Music : All Ears

Cover me

Maybe the strangest idea I’ve heard in months (that didn’t somehow involve the government) is DEV2.O, a project for which Disney’s fledgling record label has recruited a group of kids to reincarnate Devo, performing the group’s greatest hits, complete with flower-pot hats. I guess it’s appropriate in a way: Devo always seemed to want to alter the human race, and they were game for all sorts of goofy stunts. In fact, they serve here as Dev2.0’s backing band. And it’s pretty fun, albeit completely inessential.

DEV2.0: Bringing the sound of de-evolution to a new generation.

Less wacky, but also unexpected, is Blue Alert (Columbia), on which a singer named Anjani sings tunes written for her by her boyfriend, Leonard Cohen. These are new songs, tailored for a singer with a bigger range than Cohen’s, and the production is safely pretty enough for a Borders or Starbucks near you. But it’s hard to begrudge Mr. C for a media blitz (also including a book of poetry and a documentary), as he’s trying to rebuild a nest egg after his business manager allegedly bilked him out of millions of dollars.

Another tribute produced by the tributee is due late in June on Proper: The Dan Penn-produced What’s Wrong With Right is a delicious blend of soul and honky tonk, where the Hacienda Brothers sprinkle some Penn/Spooner Oldham tunes in with their own.

The discs above are far from the only new albums of covers. There were the recent Willie Nelson and Van Morrison discs, and then there’s the well-publicized We Shall Overcome (Columbia), on which Bruce Springsteen dives into the songbook of Pete Seeger. That’s a raucous hootenanny of a good time (although old fans may prefer the Boss’s new live reissue, Hammersmith Odeon, London ’75 and given Springsteen’s career trajectory it’s hard to believe he only recently discovered the old folk songwriter. For listeners who are novices themselves, Smithsonian Folkways has just reissued Seeger’s American Favorite Ballads alongside the sympathetic various-artists comp Classic Labor Songs.

Lastly, on the single-artist cover scene is Dr. John’s Mercernary (Blue Note), devoted to the compositions of Johnny Mercer, whose lyrics graced melodies by Harold Arlen, Hoagy Carmichael, and Henry Mancini. Nobody will be shocked by Mercernary’s sound — it has that familiar, polished-funk vibe Dr. John has been plying since he left the sticky voodoo behind decades ago — but they might be surprised to know that the same man who penned “Moon River” also wrote the delicious down-on-love jive of “Blues in the Night.”
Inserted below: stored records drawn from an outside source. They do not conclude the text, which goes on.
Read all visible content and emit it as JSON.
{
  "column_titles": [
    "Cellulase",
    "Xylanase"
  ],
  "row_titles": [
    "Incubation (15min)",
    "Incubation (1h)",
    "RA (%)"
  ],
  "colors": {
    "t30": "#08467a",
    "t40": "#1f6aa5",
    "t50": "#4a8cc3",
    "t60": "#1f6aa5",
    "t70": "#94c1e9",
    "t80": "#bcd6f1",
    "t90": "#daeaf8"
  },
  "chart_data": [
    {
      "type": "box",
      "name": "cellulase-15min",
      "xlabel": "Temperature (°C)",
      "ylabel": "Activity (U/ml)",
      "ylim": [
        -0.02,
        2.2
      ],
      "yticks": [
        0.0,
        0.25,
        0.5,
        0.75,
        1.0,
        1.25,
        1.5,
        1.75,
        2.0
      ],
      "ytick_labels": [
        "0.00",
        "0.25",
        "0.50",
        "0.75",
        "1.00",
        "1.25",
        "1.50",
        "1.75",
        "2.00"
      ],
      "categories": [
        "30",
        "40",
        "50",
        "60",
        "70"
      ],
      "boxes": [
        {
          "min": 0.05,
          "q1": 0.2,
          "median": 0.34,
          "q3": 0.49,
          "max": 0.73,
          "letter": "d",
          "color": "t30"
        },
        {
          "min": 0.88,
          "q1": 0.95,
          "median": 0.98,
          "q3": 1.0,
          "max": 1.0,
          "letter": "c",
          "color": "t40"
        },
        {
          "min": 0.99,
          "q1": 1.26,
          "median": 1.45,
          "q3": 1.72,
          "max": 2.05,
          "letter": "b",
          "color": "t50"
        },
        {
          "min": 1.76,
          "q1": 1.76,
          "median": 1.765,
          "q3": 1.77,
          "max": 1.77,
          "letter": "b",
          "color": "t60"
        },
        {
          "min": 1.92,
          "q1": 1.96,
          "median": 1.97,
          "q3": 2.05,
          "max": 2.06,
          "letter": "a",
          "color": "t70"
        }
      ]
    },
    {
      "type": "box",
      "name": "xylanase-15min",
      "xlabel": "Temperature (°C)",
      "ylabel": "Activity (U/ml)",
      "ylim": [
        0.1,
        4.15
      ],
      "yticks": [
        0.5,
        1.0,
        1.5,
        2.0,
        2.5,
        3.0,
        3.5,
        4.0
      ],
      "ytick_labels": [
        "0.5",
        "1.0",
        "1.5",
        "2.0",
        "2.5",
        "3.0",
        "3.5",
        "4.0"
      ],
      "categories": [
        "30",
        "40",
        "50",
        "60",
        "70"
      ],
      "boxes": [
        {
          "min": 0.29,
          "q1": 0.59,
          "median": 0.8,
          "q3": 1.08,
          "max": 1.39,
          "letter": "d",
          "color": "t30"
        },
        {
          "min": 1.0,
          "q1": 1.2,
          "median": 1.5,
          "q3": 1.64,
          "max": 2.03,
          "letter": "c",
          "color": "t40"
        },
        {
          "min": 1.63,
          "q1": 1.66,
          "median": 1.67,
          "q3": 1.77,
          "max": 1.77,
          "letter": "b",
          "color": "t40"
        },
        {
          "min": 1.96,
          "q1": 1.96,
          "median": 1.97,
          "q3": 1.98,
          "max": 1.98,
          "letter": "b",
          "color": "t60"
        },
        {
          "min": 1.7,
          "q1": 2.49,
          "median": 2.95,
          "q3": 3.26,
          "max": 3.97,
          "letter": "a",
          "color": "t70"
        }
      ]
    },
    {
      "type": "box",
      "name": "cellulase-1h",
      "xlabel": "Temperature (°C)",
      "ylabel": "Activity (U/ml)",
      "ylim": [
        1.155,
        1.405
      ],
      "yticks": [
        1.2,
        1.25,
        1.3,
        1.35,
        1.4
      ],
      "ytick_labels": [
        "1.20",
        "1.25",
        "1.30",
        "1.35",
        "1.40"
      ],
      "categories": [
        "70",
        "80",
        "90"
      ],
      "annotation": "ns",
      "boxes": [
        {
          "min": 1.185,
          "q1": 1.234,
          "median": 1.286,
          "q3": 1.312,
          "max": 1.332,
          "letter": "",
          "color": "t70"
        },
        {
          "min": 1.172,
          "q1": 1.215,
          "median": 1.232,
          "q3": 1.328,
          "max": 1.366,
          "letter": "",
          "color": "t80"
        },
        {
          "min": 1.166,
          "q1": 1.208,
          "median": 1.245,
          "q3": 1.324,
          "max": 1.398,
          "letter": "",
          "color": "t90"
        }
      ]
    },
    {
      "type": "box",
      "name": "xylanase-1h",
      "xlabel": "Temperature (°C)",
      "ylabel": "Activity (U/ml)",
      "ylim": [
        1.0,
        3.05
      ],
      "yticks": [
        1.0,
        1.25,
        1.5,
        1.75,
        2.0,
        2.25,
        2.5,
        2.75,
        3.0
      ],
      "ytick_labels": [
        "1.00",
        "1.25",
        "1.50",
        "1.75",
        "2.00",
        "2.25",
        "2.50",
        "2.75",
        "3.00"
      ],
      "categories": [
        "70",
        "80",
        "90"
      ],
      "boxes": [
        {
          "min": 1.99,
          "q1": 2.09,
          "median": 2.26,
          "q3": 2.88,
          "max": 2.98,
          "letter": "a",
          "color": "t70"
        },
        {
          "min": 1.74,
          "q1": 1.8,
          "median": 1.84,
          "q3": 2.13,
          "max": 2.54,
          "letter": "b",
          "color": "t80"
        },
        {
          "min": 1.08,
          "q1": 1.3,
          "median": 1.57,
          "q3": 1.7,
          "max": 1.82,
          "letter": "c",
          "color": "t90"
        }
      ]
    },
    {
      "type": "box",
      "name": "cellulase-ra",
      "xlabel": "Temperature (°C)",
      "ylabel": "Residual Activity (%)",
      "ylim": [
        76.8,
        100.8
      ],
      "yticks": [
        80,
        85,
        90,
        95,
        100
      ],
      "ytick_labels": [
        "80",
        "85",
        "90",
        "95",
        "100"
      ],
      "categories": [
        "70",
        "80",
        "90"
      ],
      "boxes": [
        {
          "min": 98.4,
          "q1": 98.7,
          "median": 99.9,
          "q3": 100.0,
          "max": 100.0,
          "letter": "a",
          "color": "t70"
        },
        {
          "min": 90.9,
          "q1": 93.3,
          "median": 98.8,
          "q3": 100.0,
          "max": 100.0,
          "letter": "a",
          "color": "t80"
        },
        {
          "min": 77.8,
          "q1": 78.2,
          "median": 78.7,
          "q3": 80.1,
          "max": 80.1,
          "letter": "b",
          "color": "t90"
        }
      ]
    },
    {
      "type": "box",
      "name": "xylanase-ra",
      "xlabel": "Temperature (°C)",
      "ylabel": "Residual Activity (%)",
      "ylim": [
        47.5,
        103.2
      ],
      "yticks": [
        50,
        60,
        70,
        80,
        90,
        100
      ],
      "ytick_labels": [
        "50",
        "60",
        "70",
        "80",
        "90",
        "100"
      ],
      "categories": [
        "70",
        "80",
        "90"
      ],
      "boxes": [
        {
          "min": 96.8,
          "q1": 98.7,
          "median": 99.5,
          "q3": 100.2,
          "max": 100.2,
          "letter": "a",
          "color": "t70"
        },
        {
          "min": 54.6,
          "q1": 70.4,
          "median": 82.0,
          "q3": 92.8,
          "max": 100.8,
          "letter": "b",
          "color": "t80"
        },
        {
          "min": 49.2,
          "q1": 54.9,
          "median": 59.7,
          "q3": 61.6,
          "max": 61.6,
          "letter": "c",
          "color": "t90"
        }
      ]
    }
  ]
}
Long before Linda Ronstadt and co. realized the culture police wouldn’t prosecute them for singing standards, pop bard Harry Nilsson scouted the territory with 1973’s A Little Touch of Schmilsson in the Night. He did better than most of those who came after, lending his nimble voice to decorous arrangements, but of the three titles recently reissued by RCA/Legacy, I prefer the others: the greatest-hits Everybody’s Talkin’ and Son of Schmilsson, a genre-hopping album he made at the peak of his cult stardom.
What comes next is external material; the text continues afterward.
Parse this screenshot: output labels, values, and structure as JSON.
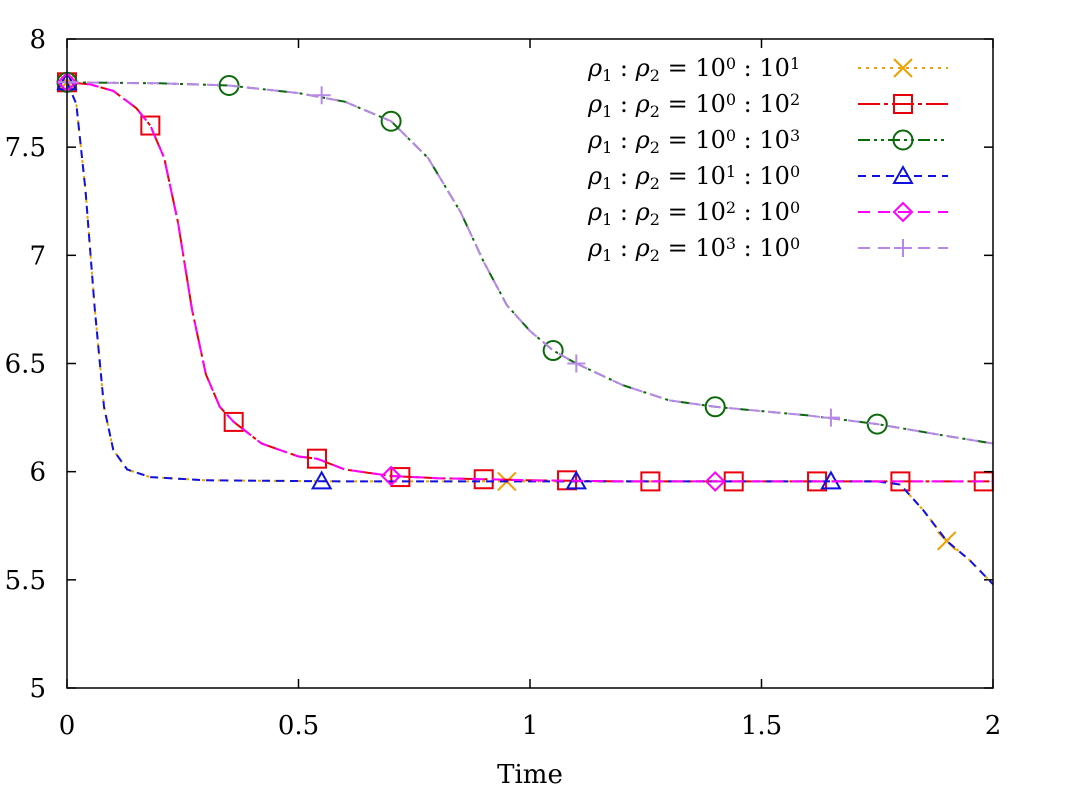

Dave Alvin has covered age-old traditional songs and, to great effect, even songs by his old band the Blasters. He continues on that road with West of the West (Yep Roc), covering Merle Haggard, Jerry Garcia, and a number of other songwriters who share Alvin’s love for his home state. Some singers devote chunks of their careers to one songwriter, but Alvin is quickly becoming the voice of California.
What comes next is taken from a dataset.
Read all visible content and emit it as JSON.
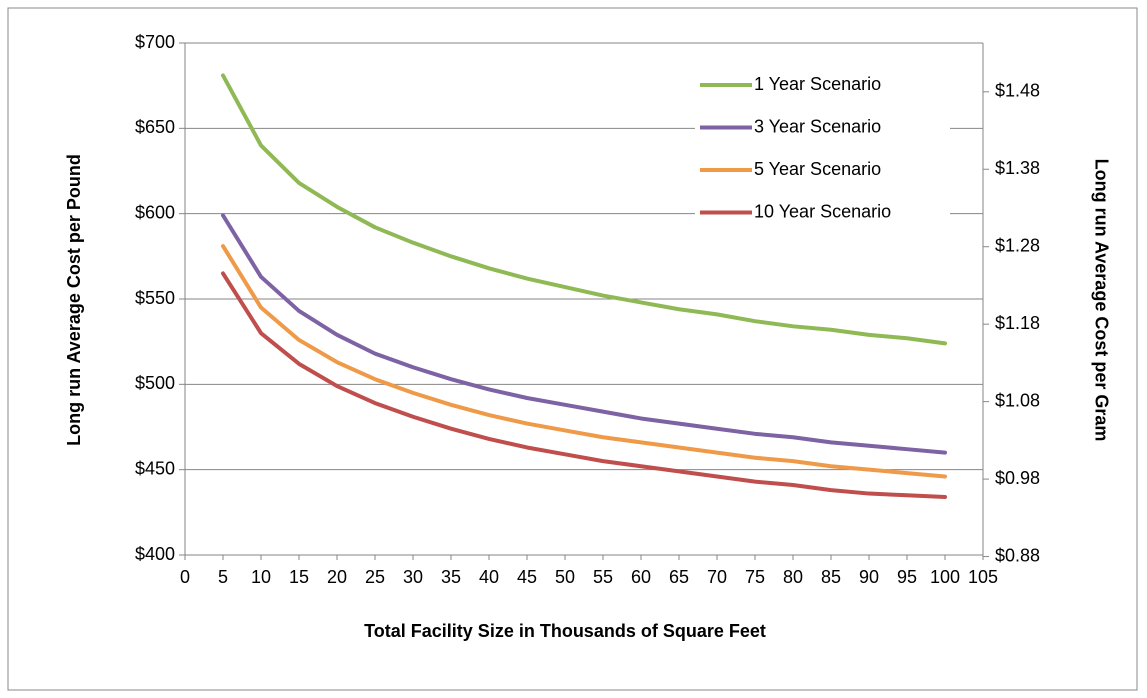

Finally, two from left field:

I never would have imagined pairing the stark voice of Bonnie “Prince” Billy with the “post rock” experiments of Tortoise, but that’s what happens on The Brave and the Bold (Overcoat). The odd couple’s record covers everyone from Elton John to Milton Nascimento, and it doesn’t always mesh as well as you’d like. When it does, though, as on a hauntingly stark “Thunder Road,” it’s something only this pair could create. There are no covers on The Rose Has Teeth in the Mouth of a Beast (Matador), but the whole disc is about the creations of others. Oddball electronica outfit Matmos has dedicated each of these 10 songs “for” figures as diverse as William S. Burroughs and the King of Bavaria, and appears to have even commissioned paintings and performance art to celebrate them. Happily, although a knowledge of each tributee’s biography explains some of the music’s quirks, it isn’t necessary to enjoy these weird sonic contraptions, some of which are played on “instruments” like books, a sewing machine, and manure.

On second thought, maybe kids singing Devo isn’t as weird as I thought.